Como é que os bombeiros reagem perante a questão da justiça com tantos fogos postos todos os anos e os incendiários que ficam em liberdade?
Isso desmotiva as autoridades. Um sujeito que confessa que pôs um fogo e depois o Juiz o solta porque é o coitadinho que a mulher o deixou ou porque estava alcoolizado… o polícia para a próxima pensa de outra maneira. O que é que interessa à sociedade que ele seja bêbado? Tem de se criar condições para ele não repita aquilo, ocupem-nos a trabalhar. A justiça no capítulo dos incêndios florestais funciona mal.
 
Muitos bombeiros queixam-se dos baixos salários que recebem. Compensa ser bombeiro em Portugal?
Não. Compensa apenas pela vontade e o altruísmo de servir a sociedade e o que nos é incutido enquanto jovens. Isto é uma escola da vida. E quem entra nunca mais consegue sair, é como um vírus que não sai de nós. É verdade que na actual sociedade este 1,80€ por hora que ganham é muito bom no orçamento de uma família. Mas é muito mal pago. Um preso para andar a apanhar papéis na praia com um gancho ganha mais que isto…
 
O jornalista Hernâni Carvalho considera que “os bombeiros deveriam ter benefícios fiscais”. Se a  opinião fosse levada à prática promoveria a condição dos bombeiros?

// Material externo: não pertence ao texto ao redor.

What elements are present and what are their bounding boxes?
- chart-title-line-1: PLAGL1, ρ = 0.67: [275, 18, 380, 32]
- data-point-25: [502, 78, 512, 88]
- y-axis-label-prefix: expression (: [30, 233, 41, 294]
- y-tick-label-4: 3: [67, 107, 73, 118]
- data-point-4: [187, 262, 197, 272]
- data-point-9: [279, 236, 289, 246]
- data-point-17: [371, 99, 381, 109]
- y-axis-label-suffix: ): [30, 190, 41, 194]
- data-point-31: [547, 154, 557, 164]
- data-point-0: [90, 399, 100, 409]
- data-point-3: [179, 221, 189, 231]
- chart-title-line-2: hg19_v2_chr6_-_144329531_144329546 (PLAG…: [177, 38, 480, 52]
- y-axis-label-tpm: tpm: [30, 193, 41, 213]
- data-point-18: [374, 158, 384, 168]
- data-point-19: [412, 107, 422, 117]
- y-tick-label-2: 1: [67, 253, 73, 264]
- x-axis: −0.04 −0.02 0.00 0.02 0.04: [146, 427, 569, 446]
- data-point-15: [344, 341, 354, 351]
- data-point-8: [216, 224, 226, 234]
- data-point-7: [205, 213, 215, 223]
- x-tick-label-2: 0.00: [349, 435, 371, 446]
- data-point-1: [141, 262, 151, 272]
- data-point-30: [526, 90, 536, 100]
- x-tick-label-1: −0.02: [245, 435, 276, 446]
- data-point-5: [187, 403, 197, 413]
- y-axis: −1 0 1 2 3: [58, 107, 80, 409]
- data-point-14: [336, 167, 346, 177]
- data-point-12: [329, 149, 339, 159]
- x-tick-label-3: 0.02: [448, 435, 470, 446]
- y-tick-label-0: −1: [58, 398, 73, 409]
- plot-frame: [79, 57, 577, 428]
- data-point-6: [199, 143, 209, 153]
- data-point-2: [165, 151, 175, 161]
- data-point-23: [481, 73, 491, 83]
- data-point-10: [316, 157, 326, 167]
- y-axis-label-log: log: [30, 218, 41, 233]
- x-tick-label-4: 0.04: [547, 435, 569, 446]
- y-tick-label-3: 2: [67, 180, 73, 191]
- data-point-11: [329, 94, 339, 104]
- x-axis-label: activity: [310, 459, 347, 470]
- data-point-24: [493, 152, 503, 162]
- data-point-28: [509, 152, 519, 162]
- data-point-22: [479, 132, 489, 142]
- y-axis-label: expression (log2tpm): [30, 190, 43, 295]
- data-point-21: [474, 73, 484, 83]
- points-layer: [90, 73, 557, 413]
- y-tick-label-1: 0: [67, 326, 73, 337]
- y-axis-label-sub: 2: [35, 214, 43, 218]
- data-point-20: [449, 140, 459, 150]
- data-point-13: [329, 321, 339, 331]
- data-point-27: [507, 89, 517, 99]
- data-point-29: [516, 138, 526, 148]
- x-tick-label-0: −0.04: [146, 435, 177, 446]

É uma luta que travamos há muitos anos: o cartão social do bombeiro: não pagar taxas moderadoras, taxas menores no IRS, benefícios autárquicos em taxas, etc. Mas isto esbarra em muitos organismos, nomeadamente as autarquias. Há umas que dão tudo e outras que não dão nada. Isto pode ser quase insignificante, mas é um estímulo, é uma forma de se sentirem valorizados e apoiados pela sociedade. É uma luta terrível conseguir que todos tenham a mesma visão.
 
Falta sensibilidade aos nossos políticos para abordar estas questões?
Falta muita sensibilidade em coisas fundamentais. Têm de criar-se condições aos bombeiros porque neste momento cai tudo em cima das associações. Os meios não são para os bombeiros, são para todos nós. Porque quando alguém precisa, somos nós a ir lá.